Propagation fig cuttings
for propagating fig cuttings, there are two general ways of fiddle leaf propagation
Propagating fig cuttings in water
Propagating fig cuttings in soil
Propagating fig cuttings in water
after cleaning up the foliage, and cut, I left few cuttings which will be used for water propagation at the shady area, so the sap from the cut is dry enough
The process of waiting for the sap to be drying and healed is called callus, and it is an important process as if the cutting is callused well, it can prevent rotting or infection.
I left about 1 day to make sure the fiddle leaf cuttings callus and then put in a clear jar, filled water until 2~3 nodes can be sink.
That's pretty much it for propagating fig cutting in water. I'm going to place this in bright to medium light condition and change the water once a week.
Propagating fig cuttings in Soil
For the fiddle leaf cutting that I'm going to use for soil propagation, I dip in the plant hormone straight after cut and leave it a shady spot as well.

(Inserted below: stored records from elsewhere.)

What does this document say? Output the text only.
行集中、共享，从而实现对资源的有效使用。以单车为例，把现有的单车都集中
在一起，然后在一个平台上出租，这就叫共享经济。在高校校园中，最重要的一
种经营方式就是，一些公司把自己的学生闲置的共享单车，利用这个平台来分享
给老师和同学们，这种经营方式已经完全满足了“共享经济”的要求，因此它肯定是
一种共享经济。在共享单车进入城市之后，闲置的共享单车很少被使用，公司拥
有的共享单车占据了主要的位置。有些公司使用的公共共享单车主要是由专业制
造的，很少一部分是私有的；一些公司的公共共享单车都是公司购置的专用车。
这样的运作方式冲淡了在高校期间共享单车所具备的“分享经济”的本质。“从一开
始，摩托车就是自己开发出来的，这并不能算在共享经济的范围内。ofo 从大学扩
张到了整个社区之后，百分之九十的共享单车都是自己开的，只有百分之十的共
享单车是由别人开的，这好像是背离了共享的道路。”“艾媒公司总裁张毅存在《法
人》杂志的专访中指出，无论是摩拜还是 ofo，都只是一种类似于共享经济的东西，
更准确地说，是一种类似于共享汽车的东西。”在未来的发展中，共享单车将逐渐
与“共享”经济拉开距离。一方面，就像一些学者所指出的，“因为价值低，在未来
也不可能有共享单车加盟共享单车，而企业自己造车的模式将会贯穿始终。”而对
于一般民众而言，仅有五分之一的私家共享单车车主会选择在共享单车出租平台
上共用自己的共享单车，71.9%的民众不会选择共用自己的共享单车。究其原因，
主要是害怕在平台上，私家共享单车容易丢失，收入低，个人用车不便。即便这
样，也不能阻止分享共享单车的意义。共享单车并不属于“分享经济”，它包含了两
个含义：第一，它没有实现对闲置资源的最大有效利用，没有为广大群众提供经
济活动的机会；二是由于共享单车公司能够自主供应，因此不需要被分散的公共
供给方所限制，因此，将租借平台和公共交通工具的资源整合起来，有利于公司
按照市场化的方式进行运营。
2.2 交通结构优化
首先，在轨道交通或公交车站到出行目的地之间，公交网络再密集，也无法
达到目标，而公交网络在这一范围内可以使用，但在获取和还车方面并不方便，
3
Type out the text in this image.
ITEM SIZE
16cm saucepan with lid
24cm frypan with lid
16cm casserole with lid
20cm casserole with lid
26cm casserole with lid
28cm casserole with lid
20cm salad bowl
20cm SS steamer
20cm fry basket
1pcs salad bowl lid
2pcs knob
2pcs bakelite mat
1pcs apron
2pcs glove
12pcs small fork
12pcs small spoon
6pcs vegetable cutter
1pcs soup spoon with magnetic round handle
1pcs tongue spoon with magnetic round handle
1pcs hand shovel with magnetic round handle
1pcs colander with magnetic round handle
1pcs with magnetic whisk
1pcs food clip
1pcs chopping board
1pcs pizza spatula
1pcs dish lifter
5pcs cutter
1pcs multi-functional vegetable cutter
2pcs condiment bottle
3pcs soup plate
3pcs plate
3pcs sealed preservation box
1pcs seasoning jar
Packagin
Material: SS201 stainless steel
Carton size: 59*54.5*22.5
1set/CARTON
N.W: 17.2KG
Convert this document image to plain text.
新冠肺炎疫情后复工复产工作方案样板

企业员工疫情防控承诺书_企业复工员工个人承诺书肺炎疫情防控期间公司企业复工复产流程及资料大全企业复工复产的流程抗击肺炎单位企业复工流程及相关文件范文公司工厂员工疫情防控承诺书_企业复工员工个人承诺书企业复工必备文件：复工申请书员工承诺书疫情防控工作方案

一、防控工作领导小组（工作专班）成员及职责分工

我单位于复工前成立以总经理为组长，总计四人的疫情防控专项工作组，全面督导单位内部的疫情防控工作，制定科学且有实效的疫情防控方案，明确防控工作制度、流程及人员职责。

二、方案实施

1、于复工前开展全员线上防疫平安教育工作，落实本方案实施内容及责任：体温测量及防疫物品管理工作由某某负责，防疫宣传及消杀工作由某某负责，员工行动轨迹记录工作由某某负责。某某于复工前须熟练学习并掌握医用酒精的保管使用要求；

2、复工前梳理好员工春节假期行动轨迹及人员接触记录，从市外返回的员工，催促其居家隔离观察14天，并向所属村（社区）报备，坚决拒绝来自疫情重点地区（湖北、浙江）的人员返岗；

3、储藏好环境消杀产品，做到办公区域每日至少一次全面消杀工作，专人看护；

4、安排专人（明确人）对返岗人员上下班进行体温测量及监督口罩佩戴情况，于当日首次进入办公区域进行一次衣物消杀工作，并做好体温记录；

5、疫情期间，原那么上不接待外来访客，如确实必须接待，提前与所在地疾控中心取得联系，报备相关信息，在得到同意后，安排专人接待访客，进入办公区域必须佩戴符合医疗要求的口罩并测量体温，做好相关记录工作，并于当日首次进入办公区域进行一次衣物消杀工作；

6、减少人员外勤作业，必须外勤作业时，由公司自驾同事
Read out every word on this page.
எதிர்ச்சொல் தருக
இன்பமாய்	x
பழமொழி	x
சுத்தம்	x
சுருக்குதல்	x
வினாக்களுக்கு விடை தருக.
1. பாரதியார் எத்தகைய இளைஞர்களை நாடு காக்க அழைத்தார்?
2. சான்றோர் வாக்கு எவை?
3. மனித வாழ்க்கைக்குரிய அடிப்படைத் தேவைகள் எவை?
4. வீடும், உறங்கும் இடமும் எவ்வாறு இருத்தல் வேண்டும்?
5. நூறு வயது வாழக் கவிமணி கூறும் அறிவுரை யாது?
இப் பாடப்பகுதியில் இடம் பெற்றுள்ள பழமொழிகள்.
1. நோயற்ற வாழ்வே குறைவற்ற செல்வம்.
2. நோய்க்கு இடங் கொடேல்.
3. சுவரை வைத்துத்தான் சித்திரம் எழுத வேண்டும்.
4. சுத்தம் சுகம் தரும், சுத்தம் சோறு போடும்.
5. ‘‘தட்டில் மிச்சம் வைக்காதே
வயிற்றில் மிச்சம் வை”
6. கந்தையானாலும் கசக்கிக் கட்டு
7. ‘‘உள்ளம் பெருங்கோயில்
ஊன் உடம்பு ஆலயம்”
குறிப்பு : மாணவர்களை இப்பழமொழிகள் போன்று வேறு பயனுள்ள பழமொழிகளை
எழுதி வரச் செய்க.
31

Still, I'm not 100% sure does plant hormone helps the callus, but in my experience on Propagating Callisa plant, it worked well on rooting, so I believe it will help to root fiddle leaf cutting as well.
Same as water propagation, I gave 24 hours to callus first, filled soil in the pot 1/3 first, place the cutting on top, and filled the rest soil.
now everything is ready, and check how does fiddle leaf cutting performs.
To be honest, I'm not really sure how it will turn out because I only did with the fiddle leaf bambino plant before (you can check out my fiddle leaf bambino propagation video here) but let's wish it will establish well.